Ward 7 Councilor Joseph O'Keefe agreed, as did most speakers, saying the passengers must be given a comfortable place out of the path of the wind across the North River.
And Pamela Jendrysik, who drives her husband to the train station early each morning, said the plan for the kiss-and-ride lane will not work without a heated waiting room because the passengers will stay in the car, not for a long, passionate kiss, but to stay warm until the train arrives.
"Then you will have a clogged kiss-and-ride lane," Jendrysik said.
A series of large Salem employers backed the new plan over previous designs.
David King, a senior executive with North Shore Medical Center said the hospital gives its "unequivocal support." The new terminal will "turn Salem from being a transportation outpost to a transportation hub," he said.
Dr. Stanley Cahill, executive vice president of Salem State University, said the university is excited about the new terminal and has been encouraging students and staff to ride the train. It provides a shuttle system between the terminal and campus during two hours in the morning and two hours in the afternoon, he said.
Juli Lederhaus, manager of the Hawthorne Hotel, and Kate Fox with Destination Salem said the new terminal will be a huge boost to Salem. "It is a tremendous step forward," Fox said.
James Muse with Northshore Bank and the Salem Partnership called the latest design "a vast improvement," and he urged Salem residents to support the plans to keep the project on track.
The mayor asked those in attendance to support the MBTA's request for a waiver from a full Environmental Impact Review, which she said could delay the project by 12 to 18 months.
There will be a hearing on the environmental issues involved in the project at 10 a.m. on Thursday at the City Hall Annex. Comments about the environmental issues can be submitted to the Massachusetts Environmental Protection Agency until July 20.
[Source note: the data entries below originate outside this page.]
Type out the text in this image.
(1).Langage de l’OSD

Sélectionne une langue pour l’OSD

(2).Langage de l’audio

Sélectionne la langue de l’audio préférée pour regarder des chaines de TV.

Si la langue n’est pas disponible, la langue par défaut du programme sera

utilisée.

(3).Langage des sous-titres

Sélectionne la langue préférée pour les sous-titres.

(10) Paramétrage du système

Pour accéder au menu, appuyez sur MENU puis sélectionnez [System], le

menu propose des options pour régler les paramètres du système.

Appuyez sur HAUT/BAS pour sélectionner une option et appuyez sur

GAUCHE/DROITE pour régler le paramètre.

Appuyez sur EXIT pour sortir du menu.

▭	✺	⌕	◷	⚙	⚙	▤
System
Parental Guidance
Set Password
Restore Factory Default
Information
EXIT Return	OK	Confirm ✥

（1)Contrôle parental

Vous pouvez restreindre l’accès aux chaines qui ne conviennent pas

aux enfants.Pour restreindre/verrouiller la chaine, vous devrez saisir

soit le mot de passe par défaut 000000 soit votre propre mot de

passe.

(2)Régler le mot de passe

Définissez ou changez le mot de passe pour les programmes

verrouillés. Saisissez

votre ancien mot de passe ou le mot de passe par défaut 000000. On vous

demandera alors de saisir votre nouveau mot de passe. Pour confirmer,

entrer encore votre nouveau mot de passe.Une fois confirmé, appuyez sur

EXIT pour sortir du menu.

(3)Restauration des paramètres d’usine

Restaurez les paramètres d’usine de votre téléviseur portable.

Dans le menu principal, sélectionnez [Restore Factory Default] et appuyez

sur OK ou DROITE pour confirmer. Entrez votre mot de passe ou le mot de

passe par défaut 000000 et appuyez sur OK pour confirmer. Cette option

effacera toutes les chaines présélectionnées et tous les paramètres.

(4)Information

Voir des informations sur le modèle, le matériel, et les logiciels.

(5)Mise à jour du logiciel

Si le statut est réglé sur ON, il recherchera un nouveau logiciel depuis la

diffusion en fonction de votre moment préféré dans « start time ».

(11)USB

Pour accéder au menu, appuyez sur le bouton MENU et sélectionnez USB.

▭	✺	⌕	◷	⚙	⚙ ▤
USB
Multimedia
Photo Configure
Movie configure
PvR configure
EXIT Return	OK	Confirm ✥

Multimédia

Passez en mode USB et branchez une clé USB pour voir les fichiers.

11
Some speakers urged the design team, headed by architect Jonathan McCredie with Fennick McCredie to enhance the design even more. The new design adds much more faux brick to the facade of the concrete building on the parking deck closest to Washington Street. The section away from the downtown will have no facade on the concrete, which prompted some critics to compare it to the Wonderland T station.
Some critics, such as Jeff Bellin, urged McCredie to use elements like Greek columns to break up the boxiness of the structure.
Significant improvements were added to protect the passengers from the weather. Without agreeing to heat and cool the waiting room, McCredie and his design team have added a 1,900 square-foot overhang area next to the platform. The space under a corner of the parking garage will cost three car spaces, but would give 100 passengers a place to wait for the train out of the rain and wind.
The bathrooms will be placed near the garage manager's office for increased security, and cameras will be installed to feed video to the MBTA security office off site. MBTA Project Manager George Doherty said there have been no discussions with Salem Police on security issues for the new terminal.
Councilor O'Keefe urged Doherty to work with the local police force, who could respond faster if they had a direct video feed from the terminal.
Meg Toohey, who chairs the city's committee on improvements for pedestrians, said she is concerned about the safety of any woman in the parking garage after 8 p.m.
The MBTA design team will present the next round of design features on Sept. 24. The design is expected to be completed by December or January. And construction is scheduled to start next summer and be completed by the fall of 2014 — if the environmental studies do not delay the schedule.